忙しい仕事の合間を縫って昨晩はキッチンへ行きパフォーマンスを見る。動物、それも死んだ、あるいは作り物の動物がたくさん出て、その中で「ワイルド」にはしゃぐ人間の身体たち。リヴィング・シアターとか60年代と何が違うのかといえば、おそらく「動物と人間」というフレームが違っているのだろう。つまりもはやデモクラシーではなく、デモクラシーの臨界点が問題なのだ。ダンスの作りとしては非常に浅く、その浅さをアートっぽい風情でごまかしているような感じだったが、そして日本のダンスの方が深くやっているように思ったが、コンセプトやベースとなる考え(人間と動物)は日本のダンスよりもはるかにしっかりしている。それにしても最近アガンベンの『開かれ』を読んで、コジェーヴハイデガー(あるいは東も加えていいと思うが)の考える「動物」は、少なくともダンスの文脈で思い描かれる「動物」とはかなり異質なものだと思った。前者には「荒々しさ」とか「獰猛さ」「非合理性」というものが感じられない。ダンスにおける「獣」性とはしばしばこういうものを指していて、他の動物の体温に反応して木から落下するダニのようなオートマティックな機械は、むしろクライストの描いた人形に近い。あの人形は、「放下」であり「レッセ・フェール」的なものだろう。土方のいう「飼い馴らされた」体というのも、むしろこっちかも知れない。他方で土方のいう「獣」には、単に与えられた条件に対する反応を超えてしまうもの、過剰な「力」のイメージが託されている。そしてダンスの非人間的な快楽の質というものがあるとすれば、それはこれだろう。だから今ダンスは、「動物」という世界的に喫緊のテーマとの間で微妙な関係にある。というより、ダンスにおいてしばしば語られるそれは本当に「動物」なのだろうか?動物が、与えられた条件に対する一定の反応を超えてしまうということは、実はあまりないように思う。一切は動物における「合理」性の枠内に収まるのであり、その厳格な「合理」性が人間の目には「野蛮」と映るのだ(痴呆症の老人や、自爆テロにメンバー登録する人々の発する言葉がそうであるように)。しかし本当に「合理」(理に適ったこと)を外れ、真に「野蛮」になれるのは(踊る)人間だけなのではないか。この意味での「非人間的」なものを、「動物」的と呼ぶのは得策ではないだろう。
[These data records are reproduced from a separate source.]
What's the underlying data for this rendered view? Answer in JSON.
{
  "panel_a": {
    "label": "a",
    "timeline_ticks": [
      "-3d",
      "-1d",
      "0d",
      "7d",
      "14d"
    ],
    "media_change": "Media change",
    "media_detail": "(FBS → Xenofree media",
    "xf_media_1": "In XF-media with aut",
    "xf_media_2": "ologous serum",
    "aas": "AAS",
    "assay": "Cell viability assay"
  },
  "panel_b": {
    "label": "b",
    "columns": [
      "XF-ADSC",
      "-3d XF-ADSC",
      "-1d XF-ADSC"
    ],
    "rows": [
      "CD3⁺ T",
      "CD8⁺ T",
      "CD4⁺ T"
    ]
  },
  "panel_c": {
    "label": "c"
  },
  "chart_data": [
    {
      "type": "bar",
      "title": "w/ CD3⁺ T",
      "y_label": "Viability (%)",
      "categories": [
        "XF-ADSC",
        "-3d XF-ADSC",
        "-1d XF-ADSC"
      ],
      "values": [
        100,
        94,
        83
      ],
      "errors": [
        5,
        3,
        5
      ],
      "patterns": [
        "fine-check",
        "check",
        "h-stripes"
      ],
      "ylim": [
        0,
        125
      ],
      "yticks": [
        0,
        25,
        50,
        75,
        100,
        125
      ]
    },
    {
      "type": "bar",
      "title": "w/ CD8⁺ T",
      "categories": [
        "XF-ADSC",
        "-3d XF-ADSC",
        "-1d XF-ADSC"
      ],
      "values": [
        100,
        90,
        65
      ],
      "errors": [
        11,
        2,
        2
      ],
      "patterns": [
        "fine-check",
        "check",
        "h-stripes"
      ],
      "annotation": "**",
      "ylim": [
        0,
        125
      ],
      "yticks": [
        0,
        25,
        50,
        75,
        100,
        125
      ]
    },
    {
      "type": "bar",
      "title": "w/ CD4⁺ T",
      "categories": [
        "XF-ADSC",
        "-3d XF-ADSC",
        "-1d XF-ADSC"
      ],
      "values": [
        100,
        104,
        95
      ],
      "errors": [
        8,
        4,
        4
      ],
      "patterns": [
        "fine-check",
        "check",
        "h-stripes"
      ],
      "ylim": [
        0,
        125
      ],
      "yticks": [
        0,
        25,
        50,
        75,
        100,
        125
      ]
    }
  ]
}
そうなるとたった今書いたように「痴呆症の老人」と「自爆テロ犯」を一括りにする仕方も疑わしくなってくる。前者は確かに、限りなく「動物的合理性」の圏内にあるように思えるが、後者はある意味で「踊って」いる。つまり人間特有の過剰な「力」の発露としての「人間的非合理性」に属するだろう。すると「動物的合理性」「人間的非合理性」の二つが、「人間的合理性」に対置される。「人間」の中に合理と非合理がある。アガンベンの議論では、動物と人間の境界が人間の内部にあるというわけだが、共存しているそれは人間的および動物的な合理性だけで、人間のみに可能な「人間的非合理性」(=ダンス)は問題にされていないように思える。ダンス的状態というのは動物のように合理的ではなく、だからこそそれは「善」でも「悪」でもない両義的なコミュニケーションの場(例外状態)たり得るのだ。むしろアガンベンの議論では、動物の「放心」と酷似しつつ異なる人間の「倦怠」が語られる。アガンベンはこれを「人間」の条件を取り出すためのハイデガーの「形而上学的操作」と語っているのだが、これと「過剰な力の発露としてのダンス」は、外見に反して実は同じものなのではないか。